Morton's Neuralgia: Small Nerve, Big Problems!

Morton’s neuralgia, as it turns out, is not a true growth of the nerve, but is a compression-type injury of the peripheral nerve as it is in the plantar aspect of the foot, heading out towards the toes. It produces some remarkable symptoms that have folks limping in through the door. The diagnostic options are fairly limited because it’s such a small peripheral nerve that causes such a big problem. MRIs and ultrasounds, while they can see the nerve if it’s enlarged more than 5 or 6 mm, can’t see it when it is smaller than that. And so the physical exam becomes the key part of diagnosing Morton’s neuralgia.

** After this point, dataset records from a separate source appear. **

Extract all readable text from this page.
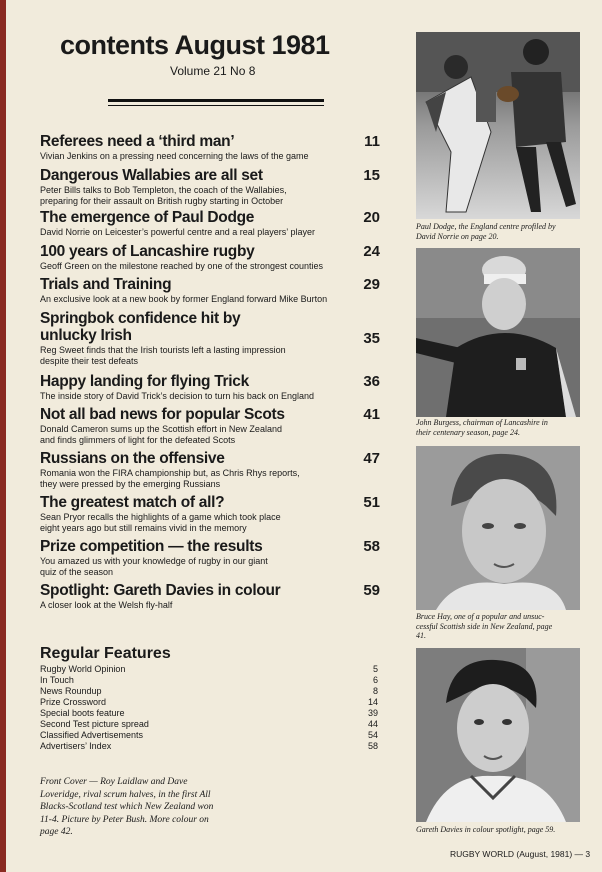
contents August 1981
Volume 21 No 8
Referees need a ‘third man’	11
Vivian Jenkins on a pressing need concerning the laws of the game
Dangerous Wallabies are all set	15
Peter Bills talks to Bob Templeton, the coach of the Wallabies,
preparing for their assault on British rugby starting in October
The emergence of Paul Dodge	20
David Norrie on Leicester’s powerful centre and a real players’ player
100 years of Lancashire rugby	24
Geoff Green on the milestone reached by one of the strongest counties
Trials and Training	29
An exclusive look at a new book by former England forward Mike Burton
Springbok confidence hit by
unlucky Irish	35
Reg Sweet finds that the Irish tourists left a lasting impression
despite their test defeats
Happy landing for flying Trick	36
The inside story of David Trick’s decision to turn his back on England
Not all bad news for popular Scots	41
Donald Cameron sums up the Scottish effort in New Zealand
and finds glimmers of light for the defeated Scots
Russians on the offensive	47
Romania won the FIRA championship but, as Chris Rhys reports,
they were pressed by the emerging Russians
The greatest match of all?	51
Sean Pryor recalls the highlights of a game which took place
eight years ago but still remains vivid in the memory
Prize competition — the results	58
You amazed us with your knowledge of rugby in our giant
quiz of the season
Spotlight: Gareth Davies in colour	59
A closer look at the Welsh fly-half
Regular Features
Rugby World Opinion	5
In Touch	6
News Roundup	8
Prize Crossword	14
Special boots feature	39
Second Test picture spread	44
Classified Advertisements	54
Advertisers’ Index	58
Front Cover — Roy Laidlaw and Dave
Loveridge, rival scrum halves, in the first All
Blacks-Scotland test which New Zealand won
11-4. Picture by Peter Bush. More colour on
page 42.
Paul Dodge, the England centre profiled by
David Norrie on page 20.
John Burgess, chairman of Lancashire in
their centenary season, page 24.
Bruce Hay, one of a popular and unsuc-
cessful Scottish side in New Zealand, page
41.
Gareth Davies in colour spotlight, page 59.
RUGBY WORLD (August, 1981) — 3
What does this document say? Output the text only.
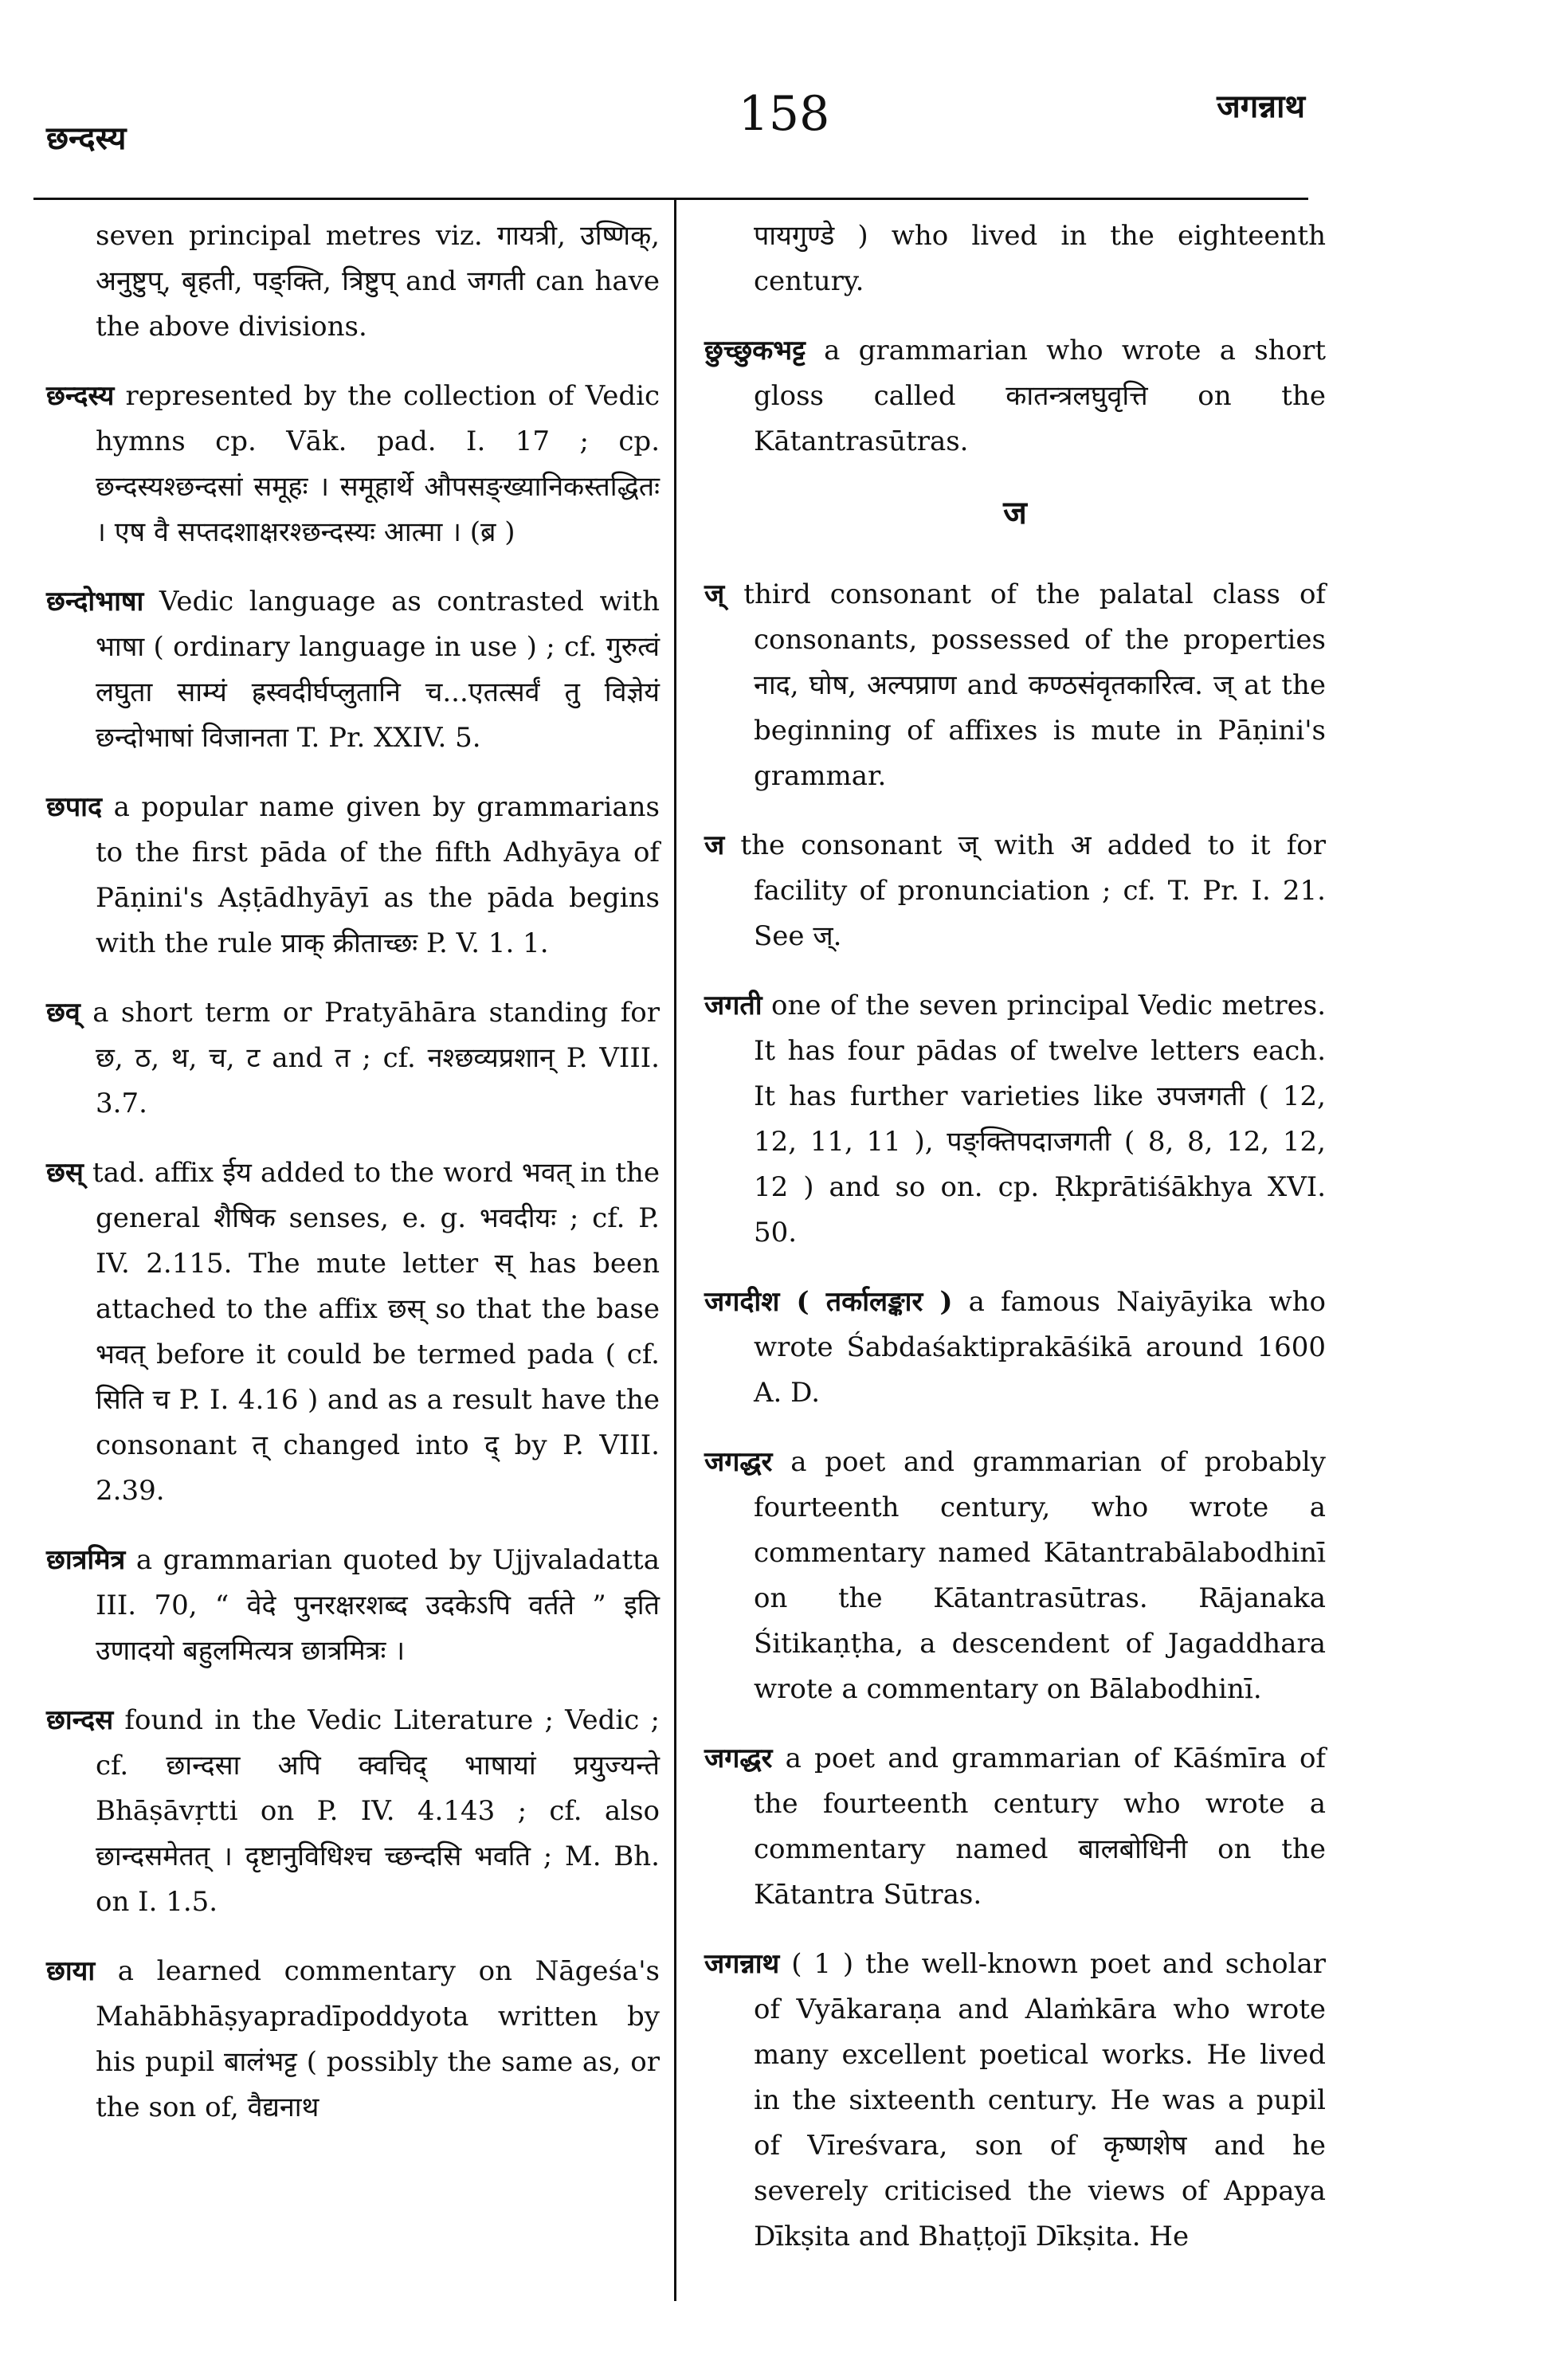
छन्दस्य	158	जगन्नाथ

seven principal metres viz. गायत्री, उष्णिक्, अनुष्टुप्, बृहती, पङ्क्ति, त्रिष्टुप् and जगती can have the above divisions.

छन्दस्य represented by the collection of Vedic hymns cp. Vāk. pad. I. 17 ; cp. छन्दस्यश्छन्दसां समूहः । समूहार्थे औपसङ्ख्यानिकस्तद्धितः । एष वै सप्तदशाक्षरश्छन्दस्यः आत्मा । (ब्र )

छन्दोभाषा Vedic language as contrasted with भाषा ( ordinary language in use ) ; cf. गुरुत्वं लघुता साम्यं ह्रस्वदीर्घप्लुतानि च...एतत्सर्वं तु विज्ञेयं छन्दोभाषां विजानता T. Pr. XXIV. 5.

छपाद a popular name given by grammarians to the first pāda of the fifth Adhyāya of Pāṇini's Aṣṭādhyāyī as the pāda begins with the rule प्राक् क्रीताच्छः P. V. 1. 1.

छव् a short term or Pratyāhāra standing for छ, ठ, थ, च, ट and त ; cf. नश्छव्यप्रशान् P. VIII. 3.7.

छस् tad. affix ईय added to the word भवत् in the general शैषिक senses, e. g. भवदीयः ; cf. P. IV. 2.115. The mute letter स् has been attached to the affix छस् so that the base भवत् before it could be termed pada ( cf. सिति च P. I. 4.16 ) and as a result have the consonant त् changed into द् by P. VIII. 2.39.

छात्रमित्र a grammarian quoted by Ujjvaladatta III. 70, “ वेदे पुनरक्षरशब्द उदकेऽपि वर्तते ” इति उणादयो बहुलमित्यत्र छात्रमित्रः ।

छान्दस found in the Vedic Literature ; Vedic ; cf. छान्दसा अपि क्वचिद् भाषायां प्रयुज्यन्ते Bhāṣāvṛtti on P. IV. 4.143 ; cf. also छान्दसमेतत् । दृष्टानुविधिश्च च्छन्दसि भवति ; M. Bh. on I. 1.5.

छाया a learned commentary on Nāgeśa's Mahābhāṣyapradīpoddyota written by his pupil बालंभट्ट ( possibly the same as, or the son of, वैद्यनाथ

पायगुण्डे ) who lived in the eighteenth century.

छुच्छुकभट्ट a grammarian who wrote a short gloss called कातन्त्रलघुवृत्ति on the Kātantrasūtras.

ज

ज् third consonant of the palatal class of consonants, possessed of the properties नाद, घोष, अल्पप्राण and कण्ठसंवृतकारित्व. ज् at the beginning of affixes is mute in Pāṇini's grammar.

ज the consonant ज् with अ added to it for facility of pronunciation ; cf. T. Pr. I. 21. See ज्.

जगती one of the seven principal Vedic metres. It has four pādas of twelve letters each. It has further varieties like उपजगती ( 12, 12, 11, 11 ), पङ्क्तिपदाजगती ( 8, 8, 12, 12, 12 ) and so on. cp. Ṛkprātiśākhya XVI. 50.

जगदीश ( तर्कालङ्कार ) a famous Naiyāyika who wrote Śabdaśaktiprakāśikā around 1600 A. D.

जगद्धर a poet and grammarian of probably fourteenth century, who wrote a commentary named Kātantrabālabodhinī on the Kātantrasūtras. Rājanaka Śitikaṇṭha, a descendent of Jagaddhara wrote a commentary on Bālabodhinī.

जगद्धर a poet and grammarian of Kāśmīra of the fourteenth century who wrote a commentary named बालबोधिनी on the Kātantra Sūtras.

जगन्नाथ ( 1 ) the well-known poet and scholar of Vyākaraṇa and Alaṁkāra who wrote many excellent poetical works. He lived in the sixteenth century. He was a pupil of Vīreśvara, son of कृष्णशेष and he severely criticised the views of Appaya Dīkṣita and Bhaṭṭojī Dīkṣita. He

The conservative care that seems to work best is altering the shoe gear and trying to avoid the pinching of the nerve. If we bear in mind that the nerve is compressed, we try to uncompress the nerve by utilizing some sort of external forces. Unfortunately, the results with other conservative care--be it foot orthosis or specialized inserts that go inside shoes, injections, alcohol, steroids--the results are not enduring. They don’t last and folks end up in the operating room in many cases,

Most of us have been taught that the goal of surgery is to excise the nerve. And yet, there’s nowhere else in the body that we excise a compressed nerve. We uncompress the nerves. When we look at the results of excision of the nerve, it’s fraught with complications. You’ve now created a numb area on the foot, and the patient is now at risk for injury that they’re not aware of. We also find that once that you cut the nerve, of course, you’d form a true neuroma, and those two neuromas become painful. By contrast, if you decompress the neuroma, take the pressure of the neuroma, much like you would in carpal tunnel syndrome, the results are much better. And so a big part of my goal as I speak about this around the United States is to tell folks, “Quit removing compressed nerves. Decompress the nerve.”